The Titans flipped a player for more than he’d been traded for two months earlier. Not bad.

The Tennessee Titans had a busy Wednesday.

It started with the framework of a trade that shipped DeAndre Hopkins to the Kansas City Chiefs for a conditional Day 3 draft pick. It rolled on when general manager Ran Carthon dealt a player for whom he’d traded less than two months earlier.

The Titans shipped linebacker Ernest Jones, acquired from the Los Angeles Rams in August, back to the NFC West in a deal with the Seattle Seahawks. It’s a move that signals Tennessee’s waning interest in the 2024 season as well as its ability to sign the 24-year-old to a long-term contract in 2025.

Let’s break the deal down and make a rash immediate judgment over who got the better end.

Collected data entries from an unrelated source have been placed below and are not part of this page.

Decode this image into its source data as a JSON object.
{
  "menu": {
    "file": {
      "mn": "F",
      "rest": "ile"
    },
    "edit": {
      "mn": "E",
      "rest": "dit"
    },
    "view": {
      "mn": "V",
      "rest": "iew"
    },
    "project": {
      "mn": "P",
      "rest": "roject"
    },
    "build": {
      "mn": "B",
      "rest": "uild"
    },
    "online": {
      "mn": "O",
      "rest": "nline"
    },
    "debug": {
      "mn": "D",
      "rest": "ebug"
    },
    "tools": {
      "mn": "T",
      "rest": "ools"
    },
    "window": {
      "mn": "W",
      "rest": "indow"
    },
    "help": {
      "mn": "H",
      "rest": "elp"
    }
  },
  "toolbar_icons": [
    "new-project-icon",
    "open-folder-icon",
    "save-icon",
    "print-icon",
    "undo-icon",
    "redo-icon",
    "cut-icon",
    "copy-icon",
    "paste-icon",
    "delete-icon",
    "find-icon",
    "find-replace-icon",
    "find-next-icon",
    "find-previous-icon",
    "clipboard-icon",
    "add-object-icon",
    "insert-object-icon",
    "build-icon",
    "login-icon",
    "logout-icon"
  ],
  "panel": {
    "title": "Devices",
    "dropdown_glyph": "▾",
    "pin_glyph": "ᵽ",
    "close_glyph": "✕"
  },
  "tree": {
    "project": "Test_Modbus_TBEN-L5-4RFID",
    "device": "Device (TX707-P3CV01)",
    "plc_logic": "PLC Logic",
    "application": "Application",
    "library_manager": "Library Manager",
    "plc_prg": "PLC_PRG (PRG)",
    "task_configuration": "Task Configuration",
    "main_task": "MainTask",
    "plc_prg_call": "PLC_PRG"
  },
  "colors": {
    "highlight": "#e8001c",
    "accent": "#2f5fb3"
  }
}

The Ernest Jones IV trade details

Seahawks get: LB Ernest Jones IV

Titans get: LB Jerome Baker, 2025 fourth round pick

Seahawks grade

Jones is an effective off-ball linebacker who is roughly average in coverage but excels against the run. His 19 percent run stop rate in 2023, per NFL-plus, was best in the NFL. He can also add value as an occasional pass rusher, though that’s not what Tennessee asked him to do. After 14 pressures and 4.5 sacks in his final season as a Ram, Jones is at one and zero, respectively, in 2024.

He’ll be an asset for Mike Macdonald’s 18th-ranked run defense. He’s three years younger than Baker and has never had a missed tackle rate above 6.4 percent — Baker, for comparison, clocked in at 9.1 this fall. The price is steep for a player headed to free agency next offseason, but it’s a smart acquisition for a team in the playoff hunt.

Grade: B

Titans grade

Dealing Jones suggests he wasn’t in the Titans’ plans. His brief foray in Nashville suggested a slight backslide from his solid 2023. So, despite adding him eight weeks earlier, Carthon shipped him back west.

The value here was strong. Tennessee took a player it acquired for a swap of sixth and fifth round draft picks and traded him for a fourth-rounder. It got Baker in the process, a veteran who can provide useful play in a lost 2024 and slide off the team’s books in 2025.

There was no sunk cost for the Titans; this was flipping an asset that hadn’t really appreciated on the field. Jones is a talented player, but if he didn’t fit, he didn’t fit.